The 172 Most Isolated Islands in America
WHY YOU SHOULD CARE
Because anybody can go to Disneyland.
OK, so let’s say you’re so over the typical American vacation. You need someplace close, but you want it to be enough of a hassle to get to so it won’t be overrun by pasty-legged tourists in cargo shorts, flowered shirts and new tennis shoes.
If you look at a map of Washington state, that notch in the upper left-hand corner is the Salish Sea. Within its confines? One hundred seventy-two islands. No bridges, no casual visitors. To get there, you take a ferry or a floatplane. This means you have to want to be there— and the people who do are exceptionally, um, mellow.
Friday Harbor is Mayberry meets Seattle in the Salish Sea.
The largest island in the archipelago is San Juan, which also happens to be the name of the entire chain. The town on that island is called Friday Harbor. While at first glance it comes across as a sleepy Pacific Northwest seaport village, Friday Harbor has an undercurrent of sophistication similar to that of Seattle, its larger sister to the south.
Basically, Friday Harbor is Mayberry meets Seattle in the Salish Sea. The late-19th- and early-20th-century architecture of its shopping district fronts stylish galleries, sleek restaurants and, of course, the obligatory coffeehouses. Instead of big-city attitude, though, the locals exude down-home cool.
“We’re some of the most self-reliant people you’ll find anywhere,” says Lee Brooks, owner of the Arctic Raven Gallery on South First Street and a 45-year resident of Friday Harbor. Brooks’ gallery features Arctic and Northwest Coast native artists. “My thing is to give a dignified presentation to the works of the communities we marginalized when we took over,” Brooks says with unflinching frankness.
This is typical of the people you’ll meet in Friday Harbor.
“We’re about to see something that might not be here 20 years from now,” says Hobbes Buchanan of San Juan Island Whale and Wildlife Tours. Aboard Natsilane, a 28-foot Albin express cruiser, we’re in the waters on the west side of the island where orcas forage for salmon. “With climate change and other environmental factors depleting their food supply, it’s just a matter of time until the whales are gone,” Buchanan says. “It’s really a shame, because they are mind-blowing in their majesty.”
The truth of Buchanan’s statement becomes readily apparent a few minutes later when a whale breaches right next to us. Because Natsilane is so small and sits right at water level, the orca’s enormity is revealed in full scale. It’s awe-inspiring — and tragic once you know the reality of the animals’ situation.
Friday Harbor isn’t a place where everything is sanitized for your protection. A deft combination of the pastoral and the urbane, the village and San Juan Island are 100 percent authentic.

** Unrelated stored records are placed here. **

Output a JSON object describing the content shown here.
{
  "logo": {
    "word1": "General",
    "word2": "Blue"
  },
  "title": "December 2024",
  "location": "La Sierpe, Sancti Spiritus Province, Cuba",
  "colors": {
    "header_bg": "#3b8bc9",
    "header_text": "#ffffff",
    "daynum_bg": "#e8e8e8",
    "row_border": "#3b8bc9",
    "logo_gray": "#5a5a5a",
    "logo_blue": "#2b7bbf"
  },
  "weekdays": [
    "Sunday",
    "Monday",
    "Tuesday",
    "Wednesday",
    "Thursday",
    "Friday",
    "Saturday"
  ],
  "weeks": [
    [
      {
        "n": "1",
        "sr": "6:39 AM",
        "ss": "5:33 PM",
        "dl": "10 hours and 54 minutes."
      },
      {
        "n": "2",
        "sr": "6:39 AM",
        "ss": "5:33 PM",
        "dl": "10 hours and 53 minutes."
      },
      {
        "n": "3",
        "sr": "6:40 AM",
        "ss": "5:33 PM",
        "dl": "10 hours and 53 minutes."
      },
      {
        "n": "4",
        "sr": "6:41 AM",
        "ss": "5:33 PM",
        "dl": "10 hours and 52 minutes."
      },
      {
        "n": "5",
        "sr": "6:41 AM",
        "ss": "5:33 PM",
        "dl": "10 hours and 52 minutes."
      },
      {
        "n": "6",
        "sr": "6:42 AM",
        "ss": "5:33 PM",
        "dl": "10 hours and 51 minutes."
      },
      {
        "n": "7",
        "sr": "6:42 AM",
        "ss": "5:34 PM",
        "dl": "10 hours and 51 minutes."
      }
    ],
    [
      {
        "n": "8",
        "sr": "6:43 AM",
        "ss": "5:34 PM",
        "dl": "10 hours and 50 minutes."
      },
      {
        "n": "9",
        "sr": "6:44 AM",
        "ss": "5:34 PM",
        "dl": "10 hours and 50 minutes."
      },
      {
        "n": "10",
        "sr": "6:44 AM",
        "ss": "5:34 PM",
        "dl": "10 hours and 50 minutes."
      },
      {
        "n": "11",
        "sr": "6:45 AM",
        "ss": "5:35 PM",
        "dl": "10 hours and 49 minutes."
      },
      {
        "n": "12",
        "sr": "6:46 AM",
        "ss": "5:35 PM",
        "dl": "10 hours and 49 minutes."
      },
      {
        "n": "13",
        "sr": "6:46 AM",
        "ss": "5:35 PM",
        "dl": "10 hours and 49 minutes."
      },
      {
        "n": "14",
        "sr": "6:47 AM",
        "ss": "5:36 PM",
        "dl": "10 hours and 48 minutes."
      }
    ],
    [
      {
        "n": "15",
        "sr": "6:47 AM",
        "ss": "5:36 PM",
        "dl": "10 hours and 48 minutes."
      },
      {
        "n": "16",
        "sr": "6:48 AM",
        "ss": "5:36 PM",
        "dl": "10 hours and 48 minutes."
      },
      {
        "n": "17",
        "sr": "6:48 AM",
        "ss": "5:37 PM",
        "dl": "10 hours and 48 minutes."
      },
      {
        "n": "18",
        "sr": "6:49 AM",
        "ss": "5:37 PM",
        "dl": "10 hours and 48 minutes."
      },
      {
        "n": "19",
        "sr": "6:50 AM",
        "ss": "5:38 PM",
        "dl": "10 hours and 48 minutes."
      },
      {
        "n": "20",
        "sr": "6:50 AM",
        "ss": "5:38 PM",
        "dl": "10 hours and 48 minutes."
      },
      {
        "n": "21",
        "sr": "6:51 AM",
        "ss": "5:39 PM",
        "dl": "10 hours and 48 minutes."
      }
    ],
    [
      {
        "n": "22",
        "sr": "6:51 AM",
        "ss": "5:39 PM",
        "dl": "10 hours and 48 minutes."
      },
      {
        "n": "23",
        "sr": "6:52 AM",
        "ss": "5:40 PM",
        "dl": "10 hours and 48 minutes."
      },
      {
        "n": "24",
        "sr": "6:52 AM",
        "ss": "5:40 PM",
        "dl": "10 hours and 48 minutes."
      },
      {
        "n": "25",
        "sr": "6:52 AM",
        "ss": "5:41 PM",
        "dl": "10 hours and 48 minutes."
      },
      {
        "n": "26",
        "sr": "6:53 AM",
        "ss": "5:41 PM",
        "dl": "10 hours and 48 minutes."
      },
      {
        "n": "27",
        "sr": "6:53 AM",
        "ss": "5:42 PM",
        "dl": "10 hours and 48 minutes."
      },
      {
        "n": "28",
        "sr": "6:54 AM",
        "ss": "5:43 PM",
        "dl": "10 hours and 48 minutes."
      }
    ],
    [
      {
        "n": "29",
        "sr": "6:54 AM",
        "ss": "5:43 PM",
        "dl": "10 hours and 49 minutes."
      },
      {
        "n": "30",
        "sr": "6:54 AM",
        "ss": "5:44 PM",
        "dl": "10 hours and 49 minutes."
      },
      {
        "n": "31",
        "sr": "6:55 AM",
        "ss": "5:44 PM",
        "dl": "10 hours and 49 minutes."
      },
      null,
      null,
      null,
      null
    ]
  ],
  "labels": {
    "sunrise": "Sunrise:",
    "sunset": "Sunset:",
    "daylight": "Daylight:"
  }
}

“You create your own experience here,” says Karl Bruno, manager of the 82-acre Lakedale Resort. “If you’re looking for luxury, our lodge rivals anything you’ll find anywhere. But if you want to rough it, you can pitch a tent and chill beside one of our three spring-fed lakes.” For those looking for something between the two extremes, the resort has canvas cabins and log cabins. You decide the nature of your stay; you’re not locked into a prix fixe program.
“It’s a place for independent thinkers with a creative spirit,” says Brooks, “whether your thing is film festivals, gallery openings and coffeehouses, or huddling under a blanket on the windward side of the island watching storms roll in off the Pacific. Up here, we keep it real.”
Best time to visit? Mid-September to late November. The weather is still good, the summer traffic has died down, and you pretty much have the run of the island. Friday Harbor hosts a film festival around that time, featuring stories of the Pacific Rim and beyond. This year, the festival runs Nov. 4–6. And this year, I’ll be there again.
An earlier version of this story incorrectly identified the source at San Juan Island Whale and Wildlife Tours as well as the manager of Lakedale Resort.